Introducing the Mapillary Traffic Sign Dataset for Teaching Machines to Understand Traffic Signs Globally

Today we’re releasing the Mapillary Traffic Sign Dataset, the world’s most diverse publicly available dataset of traffic sign annotations on street-level imagery that will help improve traffic safety and navigation everywhere. Covering different regions, weather and light conditions, camera sensors, and viewpoints, it enables developing high-performing traffic sign recognition models in both academic and commercial research.

Christian Ertler

27 Jun 2019

Mapillary Traffic Sign Dataset

Traffic signs are a key feature for traffic regulation, affecting all of us on a daily basis through navigation and traffic safety. With the development of autonomous driving, it’s crucial that not only humans but also machines are able to accurately perceive and understand traffic signs. To teach this skill to vehicles, automating the process of recognizing traffic signs has been essential in different applications. In the era of deep learning, large amounts of diverse training data are one of the key components to enable training a neural network for detecting and recognizing traffic signs.
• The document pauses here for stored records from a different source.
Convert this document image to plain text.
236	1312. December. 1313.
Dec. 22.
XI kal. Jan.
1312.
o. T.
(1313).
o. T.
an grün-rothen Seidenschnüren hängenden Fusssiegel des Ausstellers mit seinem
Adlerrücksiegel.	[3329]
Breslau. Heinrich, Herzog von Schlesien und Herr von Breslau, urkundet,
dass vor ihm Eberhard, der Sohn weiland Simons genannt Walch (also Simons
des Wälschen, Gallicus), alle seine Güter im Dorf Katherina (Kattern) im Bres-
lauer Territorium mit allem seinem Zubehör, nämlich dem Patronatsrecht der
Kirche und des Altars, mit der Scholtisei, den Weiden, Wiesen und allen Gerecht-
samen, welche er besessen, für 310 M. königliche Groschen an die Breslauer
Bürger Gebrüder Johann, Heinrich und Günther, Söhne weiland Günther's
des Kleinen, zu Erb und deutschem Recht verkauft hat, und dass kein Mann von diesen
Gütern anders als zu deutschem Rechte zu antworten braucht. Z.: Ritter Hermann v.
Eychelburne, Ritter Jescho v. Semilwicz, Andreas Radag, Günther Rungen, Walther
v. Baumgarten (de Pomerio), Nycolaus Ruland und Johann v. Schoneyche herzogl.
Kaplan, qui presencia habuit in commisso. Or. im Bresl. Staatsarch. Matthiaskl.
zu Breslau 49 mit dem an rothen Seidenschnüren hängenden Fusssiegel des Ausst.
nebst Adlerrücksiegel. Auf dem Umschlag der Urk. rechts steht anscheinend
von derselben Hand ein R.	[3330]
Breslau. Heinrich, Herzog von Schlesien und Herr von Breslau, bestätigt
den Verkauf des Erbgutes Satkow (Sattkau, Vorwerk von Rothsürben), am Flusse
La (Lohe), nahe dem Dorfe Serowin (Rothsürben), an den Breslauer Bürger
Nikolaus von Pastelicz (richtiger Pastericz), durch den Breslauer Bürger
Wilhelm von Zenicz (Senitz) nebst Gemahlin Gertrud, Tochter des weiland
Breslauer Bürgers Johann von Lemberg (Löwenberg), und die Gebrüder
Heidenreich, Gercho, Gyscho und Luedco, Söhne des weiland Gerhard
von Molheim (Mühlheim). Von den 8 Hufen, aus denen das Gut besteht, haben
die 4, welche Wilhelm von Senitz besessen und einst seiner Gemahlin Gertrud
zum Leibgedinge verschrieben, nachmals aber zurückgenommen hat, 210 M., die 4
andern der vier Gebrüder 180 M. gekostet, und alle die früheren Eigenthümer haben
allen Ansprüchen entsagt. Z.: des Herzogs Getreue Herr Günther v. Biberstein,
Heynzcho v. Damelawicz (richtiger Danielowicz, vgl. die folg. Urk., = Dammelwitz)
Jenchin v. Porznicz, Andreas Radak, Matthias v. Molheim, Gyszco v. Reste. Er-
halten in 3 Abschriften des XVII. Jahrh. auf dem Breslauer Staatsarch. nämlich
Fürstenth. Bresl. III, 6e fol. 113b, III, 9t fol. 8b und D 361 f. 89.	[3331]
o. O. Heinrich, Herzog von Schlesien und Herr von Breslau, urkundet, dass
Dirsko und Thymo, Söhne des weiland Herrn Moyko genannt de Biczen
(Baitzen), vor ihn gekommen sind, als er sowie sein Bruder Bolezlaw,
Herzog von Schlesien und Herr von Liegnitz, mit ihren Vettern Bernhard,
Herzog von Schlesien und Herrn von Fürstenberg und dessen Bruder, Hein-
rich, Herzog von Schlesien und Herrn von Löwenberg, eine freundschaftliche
To enable developing accurate and robust algorithms for traffic sign detection and classification, we have designed and compiled the Mapillary Traffic Sign Dataset—the first dataset to cover the global diversity of traffic signs with variation in appearance and geographic extent. We have carefully designed a manual annotation workflow and extended it with an algorithmic method to obtain high-quality bounding box annotations of traffic signs in all selected images.

100,000 high-resolution images from all over the world with bounding box annotations of over 300 classes of traffic signs.

Over 52,000 images with traffic signs that are manually verified and annotated (~36,000 images for training, ~5,000 images for validation, and ~11,000 images for testing).
In addition, over 48,000 images where traffic signs are partially annotated by automatically generating labels in neighboring images based on correspondence information from 3D reconstruction.

Global geographic reach, covering North and South America, Europe, Africa, Asia, and Oceania.

High variability in weather conditions (sun, rain, snow, fog, haze) and capturing times (dawn, daylight, dusk, and even at night).

A broad range of camera sensors (including panoramic images), varying focal length, image aspect ratios, and different types of camera noise as well as different capturing viewpoints (from the road, sidewalks, and off-road).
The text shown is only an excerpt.